Laura Longwell is an award-winning travel blogger and photographer. Since founding Travel Addicts in 2008, she has written hundreds of articles that help over 3 million people a year get the most out of their travel. In that time, she has visited nearly 60 countries on 5 continents, often returning to favorite destinations over and over again. She has a deep love of history, uncovering unexpected attractions, and trying all the good food a place has to offer.
In addition to Travel Addicts, Laura runs a site about her hometown of Philadelphia—Guide to Philly—which chronicles unique things to do and places to see around southeastern Pennsylvania.
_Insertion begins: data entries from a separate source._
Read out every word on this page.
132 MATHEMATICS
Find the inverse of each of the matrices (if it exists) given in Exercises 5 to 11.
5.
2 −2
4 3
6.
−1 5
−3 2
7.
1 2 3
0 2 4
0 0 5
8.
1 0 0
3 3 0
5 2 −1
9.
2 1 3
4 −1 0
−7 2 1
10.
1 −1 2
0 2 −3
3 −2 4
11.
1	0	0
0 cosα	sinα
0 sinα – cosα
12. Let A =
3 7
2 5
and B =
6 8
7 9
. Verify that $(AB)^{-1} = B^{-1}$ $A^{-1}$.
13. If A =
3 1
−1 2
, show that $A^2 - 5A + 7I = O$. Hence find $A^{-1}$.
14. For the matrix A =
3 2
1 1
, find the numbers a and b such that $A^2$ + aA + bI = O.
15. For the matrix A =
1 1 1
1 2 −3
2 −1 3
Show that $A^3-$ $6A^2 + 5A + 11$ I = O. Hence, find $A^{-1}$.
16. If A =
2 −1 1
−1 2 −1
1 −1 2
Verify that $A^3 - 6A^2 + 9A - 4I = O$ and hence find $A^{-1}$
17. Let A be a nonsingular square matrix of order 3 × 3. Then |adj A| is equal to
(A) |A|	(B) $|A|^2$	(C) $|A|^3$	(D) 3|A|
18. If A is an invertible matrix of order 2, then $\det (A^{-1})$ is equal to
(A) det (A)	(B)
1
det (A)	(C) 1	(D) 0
Her travel tips and advice appear across the web.
Martha Jones
Saturday 3rd of September 2022
Given time for 2-3 tastings, approx. how long does it take to make the loop? We’re staying in Avignon.
Laura Longwell
Saturday 3rd of September 2022
I would estimate 6-7 hours, depending on whether/how often you stop for photos along the way.
Kate
Monday 15th of April 2019
May I ask, is it typical for French wineries to charge a tasting fee? If so, what is the range in the Rhone area? If not, what is the etiquette on tips, buying a bottle, etc.
Laura Longwell
Monday 15th of April 2019
We've been to three wine regions in France so far--Alsace, Cotes du Rhone, and Bordeaux. In the first two, the tastings were free. Many wineries in Bordeaux do charge, but those visits are often accompanied by personal tours of the vineyards, barrel rooms, etc. It is always good etiquette to buy a bottle if you're given a free tasting, but it's not obligatory. I've never seen tipping.
Lauren
Wednesday 25th of October 2017
Did you have to make appointments for these wineries?
Laura Longwell
Wednesday 25th of October 2017
Hi, Lauren. The wineries were generally open for tastings and I didn't find any where I needed an appointment.